Creeping Eruption — a skin infestation caused by the migration of hookworm larvae through the epidermis
Aetiology
- Common causative organisms:
- Ancylostoma braziliense (most common)
- Ancylostoma caninum
- Occasionally Uncinaria stenocephala
- Transmitted through skin contact with contaminated soil or sand containing hookworm larvae.
- Risk environments:
- Beaches
- Sandboxes
- Moist soil contaminated with animal feces
Pathophysiology
- Filariform larvae penetrate intact skin.
- Larvae migrate within the epidermis, unable to penetrate deeper tissues.
- This migration forms serpiginous, erythematous tracks.
- Host immune response → intense pruritus and inflammation.

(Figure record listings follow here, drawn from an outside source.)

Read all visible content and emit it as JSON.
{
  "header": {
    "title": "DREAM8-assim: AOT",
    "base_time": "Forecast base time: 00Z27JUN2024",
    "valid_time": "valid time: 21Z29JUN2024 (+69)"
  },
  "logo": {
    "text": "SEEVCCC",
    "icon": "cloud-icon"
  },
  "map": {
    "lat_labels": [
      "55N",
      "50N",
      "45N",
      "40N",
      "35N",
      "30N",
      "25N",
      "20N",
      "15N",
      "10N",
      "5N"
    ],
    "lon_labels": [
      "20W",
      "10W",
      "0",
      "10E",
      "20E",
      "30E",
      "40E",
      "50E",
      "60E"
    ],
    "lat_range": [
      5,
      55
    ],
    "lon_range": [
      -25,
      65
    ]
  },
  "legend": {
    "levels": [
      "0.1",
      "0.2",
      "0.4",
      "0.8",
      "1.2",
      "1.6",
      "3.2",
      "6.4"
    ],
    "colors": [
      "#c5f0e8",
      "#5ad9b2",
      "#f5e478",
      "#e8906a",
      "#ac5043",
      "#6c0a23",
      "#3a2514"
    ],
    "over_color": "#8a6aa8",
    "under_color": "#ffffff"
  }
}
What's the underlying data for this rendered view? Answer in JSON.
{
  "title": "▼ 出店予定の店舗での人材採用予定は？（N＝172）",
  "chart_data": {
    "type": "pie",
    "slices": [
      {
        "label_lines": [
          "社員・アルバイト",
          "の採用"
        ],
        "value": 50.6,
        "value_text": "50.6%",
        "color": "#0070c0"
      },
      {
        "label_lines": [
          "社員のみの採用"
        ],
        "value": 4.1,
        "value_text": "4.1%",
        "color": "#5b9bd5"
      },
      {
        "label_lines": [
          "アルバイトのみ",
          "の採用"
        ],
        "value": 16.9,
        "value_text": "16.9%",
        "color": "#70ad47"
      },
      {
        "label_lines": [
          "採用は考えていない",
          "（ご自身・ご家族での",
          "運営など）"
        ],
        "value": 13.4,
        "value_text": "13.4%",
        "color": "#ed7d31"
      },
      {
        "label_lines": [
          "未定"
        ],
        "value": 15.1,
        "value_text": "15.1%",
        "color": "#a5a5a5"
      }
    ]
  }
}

Larval movement rate: ~2–3 mm per day.
Clinical presentation
- Intensely pruritic, serpiginous, raised, erythematous tracks
- “Creeping” or snake-like pattern (serpigeneous), advancing over time
- Papules or vesicles at entry site

- Most common sites:
- Feet
- Buttocks
- Thighs
- Hands (areas contacting contaminated ground)
- Secondary infection may occur due to scratching.
Investigations
- Primarily clinical based on characteristic skin lesions
- History of travel or exposure to beaches/soil
- Lab tests usually unnecessary
- No routine visualization of larvae on microscopy
Management
First-line Treatments:
- Albendazole
- 400 mg orally once daily for 3–5 days
- Ivermectin
- 200 µg/kg orally as a single dose (repeat next day if needed)
Alternative:
- Topical thiabendazole 10–15% (for localized lesions)
Symptomatic relief:
- Antihistamines for pruritus
- Topical corticosteroids for inflammation
- Treat secondary infection if present
Most cases resolve within weeks even without treatment, but therapy accelerates healing and reduces itching.